May 15, 2019
Google is the latest technology giant to invest in new features as it works to build a seamless ecommerce shopping experience across its platforms.
Hoping to capitalize on the hundreds of millions who already rely on Search, Images and YouTube throughout their shopping journeys, Google is redesigning its Shopping experience. In recent months, a number of social platforms have been introducing new ways for consumers to shop online and through mobile, similarly looking to bridge discovery and conversion.
Search and YouTube have long been part of many online shoppers’ experiences, but Google has not always taken advantage of this reality.
Forty percent of consumers in a recent Criteo survey named YouTube as a go-to discovery channel (see story). Additionally, research from ecommerce platform Nosto found that 79 percent of all mobile shopping sessions come from unpaid sources, such as searches (see story).
The new Google Shopping homepage
Now, Google plans to incorporate the best features of its checkout and delivery service Express into the revamped Shopping platform.
Users will be able to purchase products online, in-store or directly through Google. A personalized Shopping homepage also allows consumers to search products, filter based on brands and features and read or view customer reviews.
Leveraging the power of its brand, Google will be offering customer support for select purchases – denoted with a blue Google shopping tag – in an attempt to gain consumer confidence.
Retailers and brands will benefit by having a centralized location for advertisements and transactions.
To increase discovery, Google will expand Showcase Shopping ads to appear on Images and eventually YouTube, reminiscent of shoppable ads from Instagram and Pinterest. According to Google, about 80 percent of traffic from Showcase Shopping ads to retailer sites are from new visitors who have just discovered the brands.
Google first piloted a tool that enabled consumers to purchase an item by clicking directly on an ad in 2015 (see story).
Smart Shopping campaigns will use artificial intelligence to help advertisers where ads will appear to better optimize conversions. Retailers can integrate Shopify or Magento for these initiatives.
Collaborative Shopping campaigns with retailers and brands will also be available.
In one trial application of this type of campaign, beauty group Estée Lauder Companies hoped to increase sales of their branded designer fragrances at one of its top retailer partners in the U.S. During the test, click share on Shopping ads for the brand’s fragrances at the partner retailer increased by 72 percent.

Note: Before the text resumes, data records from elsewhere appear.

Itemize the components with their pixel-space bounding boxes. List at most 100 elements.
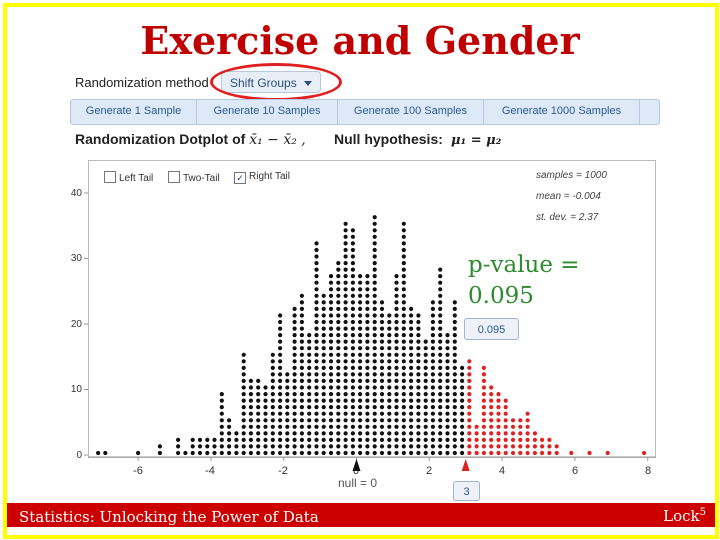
dot <box>525 450 530 456</box>
dot <box>278 339 283 344</box>
generate-toolbar <box>70 99 660 125</box>
generate-1000-samples-button[interactable]: Generate 1000 Samples <box>484 99 640 125</box>
cutoff-value-box[interactable]: 3 <box>453 481 480 501</box>
dot <box>328 333 334 338</box>
footer-bar <box>7 503 715 527</box>
dot <box>365 398 370 403</box>
dotplot-title: Randomization Dotplot of x̄₁ − x̄₂ , <box>75 131 306 148</box>
dot <box>496 418 501 423</box>
dot <box>503 431 508 436</box>
dot <box>416 444 421 449</box>
dot <box>430 319 435 325</box>
dot <box>387 418 392 423</box>
generate-100-samples-button[interactable]: Generate 100 Samples <box>338 99 484 125</box>
dot <box>452 378 457 383</box>
dot <box>430 437 435 442</box>
dot <box>263 450 268 456</box>
dot <box>358 378 363 383</box>
dot <box>248 450 253 456</box>
dot <box>489 424 494 429</box>
dot <box>379 424 385 429</box>
dot <box>350 392 355 397</box>
dot <box>336 326 341 331</box>
dot <box>227 431 232 436</box>
dot <box>430 424 435 429</box>
dot <box>336 352 341 357</box>
dot <box>314 398 319 403</box>
right-tail-checkbox[interactable]: ✓ <box>234 172 246 184</box>
dot <box>394 326 399 331</box>
dot <box>481 392 486 397</box>
dot <box>401 267 406 272</box>
dot <box>343 411 348 416</box>
dot <box>314 254 319 259</box>
dot <box>350 261 355 266</box>
dot <box>481 372 486 377</box>
dot <box>299 418 304 423</box>
dot <box>489 444 494 449</box>
dot <box>401 444 406 449</box>
dot <box>314 261 319 266</box>
dot <box>394 405 399 410</box>
dot <box>467 365 472 370</box>
dot <box>401 411 406 416</box>
dot <box>409 319 414 325</box>
dot <box>452 405 457 410</box>
generate-10-samples-button[interactable]: Generate 10 Samples <box>197 99 338 125</box>
dot <box>445 418 450 423</box>
dot <box>321 398 326 403</box>
two-tail-checkbox[interactable] <box>168 171 180 183</box>
two-tail-option[interactable]: Two-Tail <box>168 171 220 184</box>
dot <box>328 313 334 318</box>
dot <box>336 300 341 305</box>
right-tail-option[interactable]: ✓ Right Tail <box>234 171 290 184</box>
dot <box>372 326 377 331</box>
dot <box>510 450 516 456</box>
dot <box>314 405 319 410</box>
dot <box>430 418 435 423</box>
dot <box>365 431 370 436</box>
null-marker-label: null = 0 <box>338 476 378 490</box>
dot <box>445 385 450 390</box>
dot <box>430 385 435 390</box>
dot <box>445 405 450 410</box>
dot <box>299 306 304 311</box>
dot <box>270 352 275 357</box>
dot <box>445 398 450 403</box>
generate-1-sample-button[interactable]: Generate 1 Sample <box>71 99 197 125</box>
dot <box>292 418 297 423</box>
dot <box>343 372 348 377</box>
dot <box>314 365 319 370</box>
dot <box>307 450 312 456</box>
dot <box>489 411 494 416</box>
dot <box>219 411 224 416</box>
dot <box>350 319 355 325</box>
dot <box>270 392 275 397</box>
dot <box>518 431 523 436</box>
dot <box>438 339 443 344</box>
left-tail-option[interactable]: Left Tail <box>104 171 153 184</box>
dot <box>452 365 457 370</box>
dot <box>525 437 530 442</box>
dot <box>409 431 414 436</box>
dot <box>307 405 312 410</box>
dot <box>540 444 545 449</box>
dot <box>256 405 261 410</box>
dot <box>157 450 162 456</box>
cutoff-marker-triangle[interactable] <box>461 459 470 471</box>
dot <box>423 339 428 344</box>
dot <box>96 450 101 456</box>
dot <box>292 405 297 410</box>
dot <box>372 444 377 449</box>
dot <box>394 319 399 325</box>
dot <box>365 378 370 383</box>
dot <box>423 405 428 410</box>
left-tail-checkbox[interactable] <box>104 171 116 183</box>
dot <box>343 287 348 292</box>
dot <box>394 293 399 298</box>
dot <box>416 346 421 351</box>
dot <box>263 424 268 429</box>
dot <box>350 241 355 246</box>
dot <box>372 306 377 311</box>
randomization-method-label: Randomization method <box>75 75 209 90</box>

Estée Lauder is one luxury brand that has experimented with Google Shopping campaigns. Image credit: Estée Lauder
Google Shopping also plans to emphasize click-and-collect services. A recent study from the company showed that 45 percent of global shoppers actively buy online and pick up in-store.
The tech company is currently recruiting retailers into its click-and-collect beta program, which will indicate to shoppers which items are available for local pickup or speedy shipping to stores.
Although Google was not originally established as an ecommerce platform, it has made moves into this space over the years.
This spring, Chinese commerce site JD.com launched a store on U.S.-based shopping site Google Express. Joybuy, the JD.com Google Express store, is one of the retailer's ongoing missions in an attempt to compete with Alibaba and helps Google compete with Amazon (see story).
Google’s virtual assistant is also furthering its competition with Amazon's Alexa though a fashion style feature. Google Assistant has launched its own virtual stylist tapping artificial intelligence to determine appropriate fashion advice (see story).
In addition to tangling with Amazon, Google is also facing increased competition from Instagram and Pinterest.
Instagram has been working to streamline the shopping journey for users, allowing them to purchase items from brands directly without leaving its application.
Several luxury brands are among the first to roll out Instagram Checkout, including Dior and Prada. After making itself nearly invaluable for brands with the help of an expansive audience and a suite of advertising tools, the Facebook-owned platform is looking to facilitate an end-to-end purchase journey from discovery to conversion (see story).
Pinterest is continuing to make itself useful to luxury marketers and retailers with more commerce offerings. New features such as full catalogs, personalized shopping recommendations and shopping search aim to bring Pinterest closer to becoming an interactive retail platform (see story).